The FATCA, which comes into force in July, is a U.S statute that requires American citizens living outside the United States to report their financial accounts held outside the US.
“It is a factor we are working on, and it will give us basis for future collaboration and future foreign relations. Now we are giving information about US nationals who have accounts and are doing business in Ghana; but in future, when the protocol is extended, we can extend it to Ghanaian nationals overseas,” Dr. Larbi told the B&FT
To extend the tax base to cover Ghanaians abroad will require an amendment to the country’s tax law that limits taxation to citizens who work in Ghana or bring money into the country.
“US laws say all nationals anywhere, but Ghanaian laws say if you work here and then bring money here, the jurisdictions are different. We have attempted before to extend the tax base to cover Ghanaians everywhere, but we certainly will have to take a second look at it,” Dr. Larbi said.
The statute requires local financial institutions to first register with the US-IRS and thereafter identify, document and report accounts owned by American citizens to the United States Internal Revenue Service for tax purposes.
It attempts to combat US tax evasion by requiring that non-US financial institutions report the identities of US shareholders or customers.
Under the FATCA statute, local financial institutions that do not comply will be subjected to a 30% withholding tax on income and proceeds from their investments in the US. Non-compliance may also make it difficult for local banks to do business with financial institutions that are FATCA-compliant.
US tax authorities have the power to order banks to withhold funds of non-compliant US citizens.
FATCA has expansive information reporting rules aimed at ensuring that US citizens with financial assets outside the US are paying the correct amount of taxes at home.
Financial institutions choosing to comply with FATCA will first need to appoint a FATCA-responsible officer, identify and categorise all customers, and eventually report US persons to the GRA.
In view of the eventual implementation of the FATCA in July, banks in the country have either registered or are finalising their registration with the US-IRS. Banks are also putting the requisite systems in place to smoothen the compliance process.

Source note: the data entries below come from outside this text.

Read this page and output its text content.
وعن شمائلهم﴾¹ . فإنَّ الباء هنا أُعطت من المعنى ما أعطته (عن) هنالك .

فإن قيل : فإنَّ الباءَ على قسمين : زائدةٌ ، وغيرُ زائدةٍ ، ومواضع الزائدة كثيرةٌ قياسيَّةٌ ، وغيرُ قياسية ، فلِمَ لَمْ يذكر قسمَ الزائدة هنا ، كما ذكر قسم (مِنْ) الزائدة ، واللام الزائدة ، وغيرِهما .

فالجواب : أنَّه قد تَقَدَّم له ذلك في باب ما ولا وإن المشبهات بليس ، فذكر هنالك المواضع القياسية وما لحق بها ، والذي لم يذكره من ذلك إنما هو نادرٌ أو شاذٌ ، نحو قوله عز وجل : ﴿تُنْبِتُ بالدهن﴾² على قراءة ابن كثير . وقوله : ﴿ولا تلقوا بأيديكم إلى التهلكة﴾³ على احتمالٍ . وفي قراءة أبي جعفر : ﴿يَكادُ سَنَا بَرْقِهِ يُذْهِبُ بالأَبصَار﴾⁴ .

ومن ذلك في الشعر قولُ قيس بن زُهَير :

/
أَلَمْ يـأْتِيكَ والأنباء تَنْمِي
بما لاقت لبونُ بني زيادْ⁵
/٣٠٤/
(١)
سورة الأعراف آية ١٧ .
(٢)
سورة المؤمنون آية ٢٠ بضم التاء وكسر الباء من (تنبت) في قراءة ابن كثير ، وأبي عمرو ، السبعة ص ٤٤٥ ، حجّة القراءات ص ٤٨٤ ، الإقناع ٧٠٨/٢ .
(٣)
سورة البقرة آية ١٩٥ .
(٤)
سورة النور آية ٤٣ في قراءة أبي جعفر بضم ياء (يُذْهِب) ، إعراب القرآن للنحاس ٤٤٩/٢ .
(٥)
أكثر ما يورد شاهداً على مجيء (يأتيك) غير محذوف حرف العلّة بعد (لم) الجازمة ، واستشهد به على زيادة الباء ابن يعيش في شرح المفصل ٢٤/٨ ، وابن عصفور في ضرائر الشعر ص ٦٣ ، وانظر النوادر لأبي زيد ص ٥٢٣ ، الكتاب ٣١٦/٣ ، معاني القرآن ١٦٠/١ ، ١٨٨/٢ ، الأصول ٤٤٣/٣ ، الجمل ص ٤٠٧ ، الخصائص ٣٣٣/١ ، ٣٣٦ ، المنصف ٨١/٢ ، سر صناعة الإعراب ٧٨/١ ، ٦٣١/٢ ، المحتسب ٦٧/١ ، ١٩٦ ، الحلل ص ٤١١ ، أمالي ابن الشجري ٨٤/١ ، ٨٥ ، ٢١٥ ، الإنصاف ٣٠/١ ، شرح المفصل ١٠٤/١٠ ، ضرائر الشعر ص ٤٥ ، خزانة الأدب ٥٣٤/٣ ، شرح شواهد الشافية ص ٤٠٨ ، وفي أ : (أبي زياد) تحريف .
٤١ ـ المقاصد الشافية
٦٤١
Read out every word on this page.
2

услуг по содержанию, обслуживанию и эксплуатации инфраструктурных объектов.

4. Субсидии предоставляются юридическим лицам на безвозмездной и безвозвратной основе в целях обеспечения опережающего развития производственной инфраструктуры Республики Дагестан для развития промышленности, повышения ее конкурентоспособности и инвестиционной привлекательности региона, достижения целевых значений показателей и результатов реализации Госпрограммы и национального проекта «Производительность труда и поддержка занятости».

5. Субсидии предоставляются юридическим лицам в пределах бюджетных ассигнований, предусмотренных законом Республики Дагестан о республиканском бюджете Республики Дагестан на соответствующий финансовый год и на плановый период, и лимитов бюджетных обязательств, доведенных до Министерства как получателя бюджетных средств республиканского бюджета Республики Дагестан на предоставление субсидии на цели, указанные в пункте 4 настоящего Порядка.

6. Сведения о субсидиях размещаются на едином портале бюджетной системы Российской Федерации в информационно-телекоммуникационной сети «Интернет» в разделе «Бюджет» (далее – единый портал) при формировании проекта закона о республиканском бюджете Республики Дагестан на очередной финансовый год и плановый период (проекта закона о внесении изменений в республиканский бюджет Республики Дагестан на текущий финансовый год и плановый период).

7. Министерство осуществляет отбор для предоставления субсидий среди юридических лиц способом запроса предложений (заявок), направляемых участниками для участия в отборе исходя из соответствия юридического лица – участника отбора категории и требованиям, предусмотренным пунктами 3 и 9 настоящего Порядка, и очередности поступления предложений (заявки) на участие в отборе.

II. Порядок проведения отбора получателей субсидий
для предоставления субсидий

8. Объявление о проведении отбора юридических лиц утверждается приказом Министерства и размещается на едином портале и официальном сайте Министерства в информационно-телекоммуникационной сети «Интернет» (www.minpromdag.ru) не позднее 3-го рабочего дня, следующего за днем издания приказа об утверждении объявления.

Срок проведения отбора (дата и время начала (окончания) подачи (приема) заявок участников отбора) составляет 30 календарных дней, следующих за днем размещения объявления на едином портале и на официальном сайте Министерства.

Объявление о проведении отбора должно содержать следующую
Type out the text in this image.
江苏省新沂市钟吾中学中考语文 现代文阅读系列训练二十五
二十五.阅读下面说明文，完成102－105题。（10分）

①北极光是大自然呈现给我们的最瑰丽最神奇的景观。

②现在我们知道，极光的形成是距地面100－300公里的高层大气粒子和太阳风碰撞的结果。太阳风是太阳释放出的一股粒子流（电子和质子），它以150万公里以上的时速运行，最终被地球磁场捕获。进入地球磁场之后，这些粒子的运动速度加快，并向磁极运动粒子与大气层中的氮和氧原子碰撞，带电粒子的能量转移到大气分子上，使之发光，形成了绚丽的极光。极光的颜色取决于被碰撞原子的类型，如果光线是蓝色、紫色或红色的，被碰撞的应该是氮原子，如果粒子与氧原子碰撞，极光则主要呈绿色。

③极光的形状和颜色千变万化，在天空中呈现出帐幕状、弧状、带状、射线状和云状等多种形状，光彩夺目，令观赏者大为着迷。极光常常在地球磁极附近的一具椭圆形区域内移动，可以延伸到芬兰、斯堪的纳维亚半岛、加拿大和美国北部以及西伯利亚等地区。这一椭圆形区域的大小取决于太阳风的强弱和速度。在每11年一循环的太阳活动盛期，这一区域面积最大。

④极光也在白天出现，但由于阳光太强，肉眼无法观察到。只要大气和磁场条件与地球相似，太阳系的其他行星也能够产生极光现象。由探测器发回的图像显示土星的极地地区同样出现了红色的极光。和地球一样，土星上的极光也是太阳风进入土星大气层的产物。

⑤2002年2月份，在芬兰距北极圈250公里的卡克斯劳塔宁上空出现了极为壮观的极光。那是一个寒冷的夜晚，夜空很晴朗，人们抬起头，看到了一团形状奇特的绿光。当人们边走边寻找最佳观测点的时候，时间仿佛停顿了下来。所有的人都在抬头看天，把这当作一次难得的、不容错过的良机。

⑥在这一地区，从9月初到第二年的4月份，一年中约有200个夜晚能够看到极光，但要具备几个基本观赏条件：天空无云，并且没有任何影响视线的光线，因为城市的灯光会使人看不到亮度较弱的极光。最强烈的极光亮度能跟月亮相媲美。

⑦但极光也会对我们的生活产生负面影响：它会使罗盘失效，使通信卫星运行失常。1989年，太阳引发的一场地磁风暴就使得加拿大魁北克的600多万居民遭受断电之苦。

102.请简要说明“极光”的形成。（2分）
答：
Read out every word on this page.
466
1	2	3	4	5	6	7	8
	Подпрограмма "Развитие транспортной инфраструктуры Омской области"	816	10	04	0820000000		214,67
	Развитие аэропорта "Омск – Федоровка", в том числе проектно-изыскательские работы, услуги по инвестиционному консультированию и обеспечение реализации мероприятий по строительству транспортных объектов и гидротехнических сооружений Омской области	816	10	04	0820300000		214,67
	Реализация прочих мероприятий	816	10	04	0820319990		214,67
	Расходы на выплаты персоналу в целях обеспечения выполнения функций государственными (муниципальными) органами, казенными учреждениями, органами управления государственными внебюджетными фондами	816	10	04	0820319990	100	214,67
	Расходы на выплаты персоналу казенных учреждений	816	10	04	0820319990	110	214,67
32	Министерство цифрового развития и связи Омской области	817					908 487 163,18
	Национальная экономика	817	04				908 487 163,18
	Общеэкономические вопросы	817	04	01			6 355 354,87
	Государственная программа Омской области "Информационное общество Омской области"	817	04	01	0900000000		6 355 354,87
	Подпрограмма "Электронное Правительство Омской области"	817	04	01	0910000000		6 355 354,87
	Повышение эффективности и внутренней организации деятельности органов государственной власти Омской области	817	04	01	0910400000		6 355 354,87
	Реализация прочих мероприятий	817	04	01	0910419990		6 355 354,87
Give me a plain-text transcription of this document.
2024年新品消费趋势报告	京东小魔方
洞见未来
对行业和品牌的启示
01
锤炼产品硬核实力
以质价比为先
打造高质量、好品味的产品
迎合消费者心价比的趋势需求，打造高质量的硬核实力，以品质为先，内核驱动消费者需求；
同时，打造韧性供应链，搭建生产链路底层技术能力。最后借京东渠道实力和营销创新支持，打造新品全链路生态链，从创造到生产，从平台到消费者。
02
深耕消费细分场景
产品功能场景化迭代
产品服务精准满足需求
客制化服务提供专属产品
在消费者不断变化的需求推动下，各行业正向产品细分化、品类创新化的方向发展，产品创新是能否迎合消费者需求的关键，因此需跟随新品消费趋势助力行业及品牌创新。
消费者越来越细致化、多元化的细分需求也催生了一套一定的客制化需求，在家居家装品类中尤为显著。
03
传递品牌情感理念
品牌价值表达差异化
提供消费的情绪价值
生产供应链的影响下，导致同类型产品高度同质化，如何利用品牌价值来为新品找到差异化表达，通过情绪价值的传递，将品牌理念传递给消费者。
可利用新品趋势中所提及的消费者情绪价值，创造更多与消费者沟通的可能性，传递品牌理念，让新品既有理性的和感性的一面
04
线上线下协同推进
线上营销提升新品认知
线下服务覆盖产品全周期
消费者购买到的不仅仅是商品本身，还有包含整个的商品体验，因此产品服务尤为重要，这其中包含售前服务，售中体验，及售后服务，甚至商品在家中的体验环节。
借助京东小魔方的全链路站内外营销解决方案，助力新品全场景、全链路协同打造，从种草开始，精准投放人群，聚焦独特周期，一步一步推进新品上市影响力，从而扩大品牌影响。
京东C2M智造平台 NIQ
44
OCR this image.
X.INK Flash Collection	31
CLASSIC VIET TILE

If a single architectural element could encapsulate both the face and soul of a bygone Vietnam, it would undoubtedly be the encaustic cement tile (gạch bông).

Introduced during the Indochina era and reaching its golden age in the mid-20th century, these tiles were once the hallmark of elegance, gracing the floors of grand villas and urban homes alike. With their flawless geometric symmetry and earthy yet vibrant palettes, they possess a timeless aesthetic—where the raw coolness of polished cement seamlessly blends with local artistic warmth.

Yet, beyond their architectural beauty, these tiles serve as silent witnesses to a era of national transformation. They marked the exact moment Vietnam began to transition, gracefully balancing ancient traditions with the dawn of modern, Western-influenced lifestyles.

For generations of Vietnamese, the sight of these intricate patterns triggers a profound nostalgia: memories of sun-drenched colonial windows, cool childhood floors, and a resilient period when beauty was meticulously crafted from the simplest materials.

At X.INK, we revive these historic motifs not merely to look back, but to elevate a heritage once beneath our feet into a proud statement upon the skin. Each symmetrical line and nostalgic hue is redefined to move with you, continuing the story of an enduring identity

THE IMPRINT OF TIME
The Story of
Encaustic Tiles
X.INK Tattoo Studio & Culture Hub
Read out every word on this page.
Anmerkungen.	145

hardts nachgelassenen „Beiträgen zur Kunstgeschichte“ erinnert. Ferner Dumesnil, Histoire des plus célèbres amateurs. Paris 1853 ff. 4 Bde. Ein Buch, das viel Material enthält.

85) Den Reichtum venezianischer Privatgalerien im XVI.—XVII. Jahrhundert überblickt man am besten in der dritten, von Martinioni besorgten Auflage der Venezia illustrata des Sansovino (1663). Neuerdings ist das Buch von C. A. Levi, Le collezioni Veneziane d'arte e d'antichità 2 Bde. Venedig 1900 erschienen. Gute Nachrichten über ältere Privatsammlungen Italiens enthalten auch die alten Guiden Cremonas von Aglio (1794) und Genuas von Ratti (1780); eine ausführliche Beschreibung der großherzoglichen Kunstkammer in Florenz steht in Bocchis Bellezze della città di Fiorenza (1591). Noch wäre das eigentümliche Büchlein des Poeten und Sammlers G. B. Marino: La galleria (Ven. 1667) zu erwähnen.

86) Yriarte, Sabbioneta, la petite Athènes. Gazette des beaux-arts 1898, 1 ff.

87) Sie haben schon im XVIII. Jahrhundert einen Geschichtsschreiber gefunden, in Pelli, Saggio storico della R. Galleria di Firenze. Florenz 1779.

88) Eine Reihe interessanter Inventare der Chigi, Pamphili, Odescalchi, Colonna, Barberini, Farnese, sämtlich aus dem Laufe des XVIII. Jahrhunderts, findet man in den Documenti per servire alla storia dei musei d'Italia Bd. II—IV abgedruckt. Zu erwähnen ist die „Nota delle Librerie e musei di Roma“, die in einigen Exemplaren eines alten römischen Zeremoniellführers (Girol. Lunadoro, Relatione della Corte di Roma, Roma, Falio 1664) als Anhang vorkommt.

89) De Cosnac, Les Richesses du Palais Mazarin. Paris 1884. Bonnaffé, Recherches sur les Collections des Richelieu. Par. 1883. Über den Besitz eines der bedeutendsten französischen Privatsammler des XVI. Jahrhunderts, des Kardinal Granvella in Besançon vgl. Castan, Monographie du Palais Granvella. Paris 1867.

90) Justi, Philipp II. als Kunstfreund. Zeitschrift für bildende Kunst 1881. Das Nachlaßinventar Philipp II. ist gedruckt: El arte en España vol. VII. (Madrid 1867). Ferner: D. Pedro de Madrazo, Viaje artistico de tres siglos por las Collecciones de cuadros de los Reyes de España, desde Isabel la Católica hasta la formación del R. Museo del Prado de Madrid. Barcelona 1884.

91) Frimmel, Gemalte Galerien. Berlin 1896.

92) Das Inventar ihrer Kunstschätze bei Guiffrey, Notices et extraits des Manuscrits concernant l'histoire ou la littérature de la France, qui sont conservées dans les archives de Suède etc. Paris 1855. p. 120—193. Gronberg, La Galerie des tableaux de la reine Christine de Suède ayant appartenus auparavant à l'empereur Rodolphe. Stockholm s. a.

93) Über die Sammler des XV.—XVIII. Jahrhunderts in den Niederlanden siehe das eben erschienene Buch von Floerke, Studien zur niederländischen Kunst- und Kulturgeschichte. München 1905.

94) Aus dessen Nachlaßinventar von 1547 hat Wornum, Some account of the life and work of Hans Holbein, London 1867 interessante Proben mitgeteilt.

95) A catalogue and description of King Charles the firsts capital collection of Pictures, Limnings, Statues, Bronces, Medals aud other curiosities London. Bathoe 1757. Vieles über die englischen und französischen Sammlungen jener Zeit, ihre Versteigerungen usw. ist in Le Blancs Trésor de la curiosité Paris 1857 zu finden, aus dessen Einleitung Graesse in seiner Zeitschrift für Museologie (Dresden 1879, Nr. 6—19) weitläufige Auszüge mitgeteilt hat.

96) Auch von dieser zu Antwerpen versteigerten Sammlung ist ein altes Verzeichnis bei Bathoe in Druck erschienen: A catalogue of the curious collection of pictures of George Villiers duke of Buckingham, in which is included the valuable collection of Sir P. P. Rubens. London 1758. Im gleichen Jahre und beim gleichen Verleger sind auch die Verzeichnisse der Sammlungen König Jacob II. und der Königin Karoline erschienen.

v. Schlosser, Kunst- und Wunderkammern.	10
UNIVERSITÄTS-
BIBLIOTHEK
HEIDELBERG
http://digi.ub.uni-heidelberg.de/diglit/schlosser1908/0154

CAL Bank and its subsidiaries — CAL Brokers, CAL Nominees and CAL Asset Management — last week announced that it has duly registered with US-IRS as they qualify as FFIs.
Mr. David Okyere Nyarkoh, Head of Finance, The Royal Bank, told the B&FT: “We have an AML software we are installing to ensure that we are able to identify the nationality of every customer, so we will be able to segregate the US nationals from other nationals. The law applies to the US nationals only.”
Banks in the country have decided on a model that will allow them to report through the Ghana Revenue Authority (GRA) once a year.
The Bank of Ghana is expected to introduce new account-opening forms that will capture the appropriate data of US clients of banks in the country.